As carbon reporting expectations grow more sophisticated, these blind spots carry real risk, not just reputationally, but operationally. Retailers, investors, and global buyers are asking tougher questions, while international regulations begin to take shape. Scope 3 reporting isn’t just about disclosure anymore; it’s becoming a requirement for businesses across borders.
Why Scope 3 Matters Now
Unlike direct emissions (Scope 1) or purchased energy (Scope 2), Scope 3 emissions span the entire upstream and downstream value chain. For the food and beverage sector, this includes everything from farm inputs and fertilizer to freight, processing, and packaging. That complexity has made Scope 3 the most elusive category for measurement and action.
But that’s starting to change. A growing number of companies are realizing that Scope 3 readiness isn’t just a compliance exercise—it’s a way to unlock supply chain efficiency, reduce exposure to trade disruptions, and build stronger relationships with strategic partners.
The Global Push Toward Product-Level Transparency
While Scope 3 reporting isn’t yet universally mandatory, the direction is clear. In the European Union, Digital Product Passports (DPPs) are being introduced to require product-level environmental disclosures, and other countries are moving in a similar direction. These frameworks will demand data that many North American companies simply don’t have today, particularly supplier-specific carbon footprints.

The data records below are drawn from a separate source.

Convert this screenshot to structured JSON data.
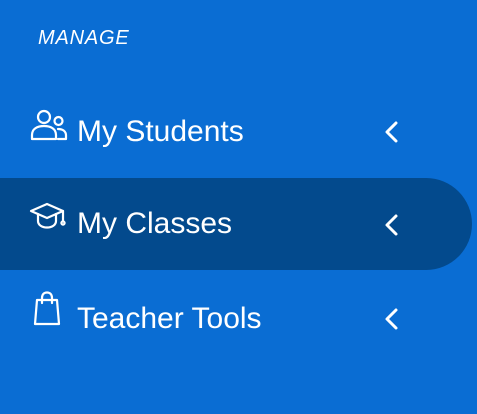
{
  "sidebar": {
    "section_title": "MANAGE",
    "items": [
      {
        "label": "My Students",
        "icon": "users-icon",
        "active": false
      },
      {
        "label": "My Classes",
        "icon": "graduation-cap-icon",
        "active": true
      },
      {
        "label": "Teacher Tools",
        "icon": "shopping-bag-icon",
        "active": false
      }
    ]
  },
  "colors": {
    "background": "#0a6dd3",
    "active_background": "#034a8d",
    "text": "#ffffff"
  }
}
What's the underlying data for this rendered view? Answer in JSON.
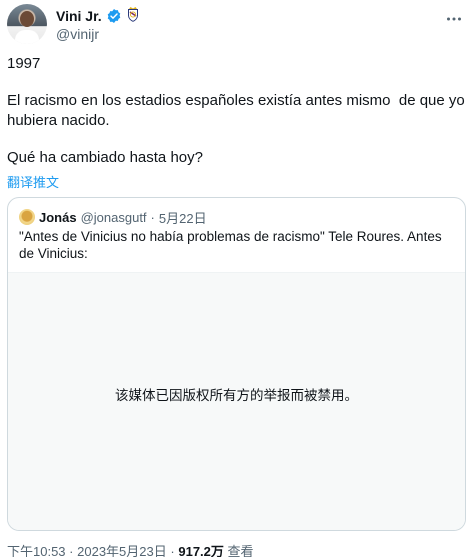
{
  "author": {
    "name": "Vini Jr.",
    "handle": "@vinijr",
    "verified_color": "#1d9bf0"
  },
  "tweet": {
    "lines": [
      "1997",
      "El racismo en los estadios españoles existía antes mismo  de que yo hubiera nacido.",
      "Qué ha cambiado hasta hoy?"
    ],
    "translate_label": "翻译推文"
  },
  "quote": {
    "name": "Jonás",
    "handle": "@jonasgutf",
    "separator": "·",
    "date": "5月22日",
    "text": "\"Antes de Vinicius no había problemas de racismo\" Tele Roures. Antes de Vinicius:",
    "media_notice": "该媒体已因版权所有方的举报而被禁用。"
  },
  "meta": {
    "time": "下午10:53",
    "separator1": "·",
    "date": "2023年5月23日",
    "separator2": "·",
    "views_count": "917.2万",
    "views_label": "查看"
  },
  "colors": {
    "link": "#1d9bf0",
    "secondary_text": "#536471",
    "border": "#cfd9de",
    "media_bg": "#f7f9f9"
  },
  "icons": [
    "verified-badge-icon",
    "real-madrid-crest-icon",
    "more-options-icon"
  ]
}
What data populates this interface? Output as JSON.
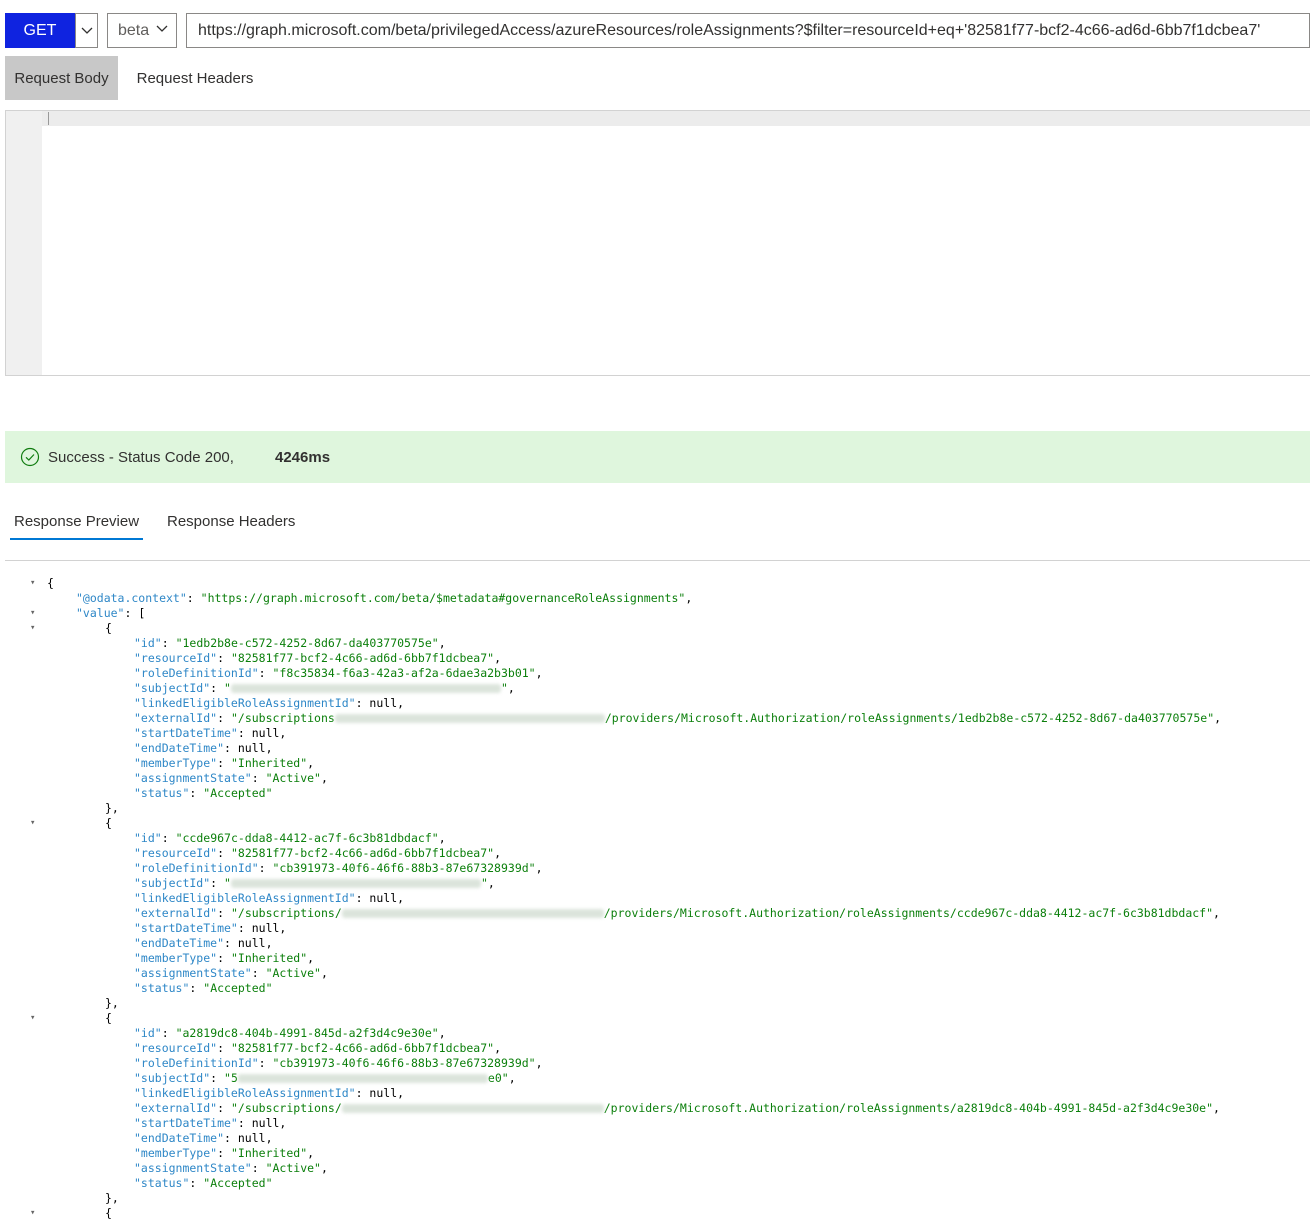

Even for businesses based in the U.S., this matters. If you export to Europe or other countries with transparency requirements, sell through multinational retailers, or source ingredients globally, DPPs and similar disclosure requirements are coming your way. Trade compliance is evolving, and carbon data will increasingly be part of the documentation required to do business in markets across the globe.
From Mandates to Collaboration
Meeting these expectations will require a shift in mindset—from internal reporting to supply chain collaboration. Companies can no longer rely on top-down requests for data. Instead, they need to build a shared carbon data infrastructure that suppliers can plug into easily and consistently.
This is where supplier enablement becomes critical. Rather than imposing complex reporting requirements, companies must support suppliers with education, user-friendly tools, and aligned incentives. This approach not only improves data accuracy but also strengthens relationships and creates a more agile, resilient value chain.
Technology Is the Enabler
Fortunately, we’re no longer in the era of spreadsheets and manual tracking. Digital platforms like CarbonOne are helping companies automate Scope 3 data collection, reduce administrative burden, and deliver auditable, product-level insights. These technologies are especially valuable in agriculture and food, where emissions vary significantly by location, practice, and input.
By embedding real-time data collection into supplier workflows, companies can turn carbon reporting from a reactive task into a proactive tool for business improvement.
The Path Forward
Even in the absence of universal mandates, carbon transparency is quickly becoming a cost of doing business in the global food system. Companies that act now to engage suppliers, digitize data collection, and align with emerging global standards will be better positioned to grow, export, and lead.
The food industry has spent years improving internal operations. The next wave of climate leadership will be defined by how companies extend that same discipline—and accountability—across their supply chains.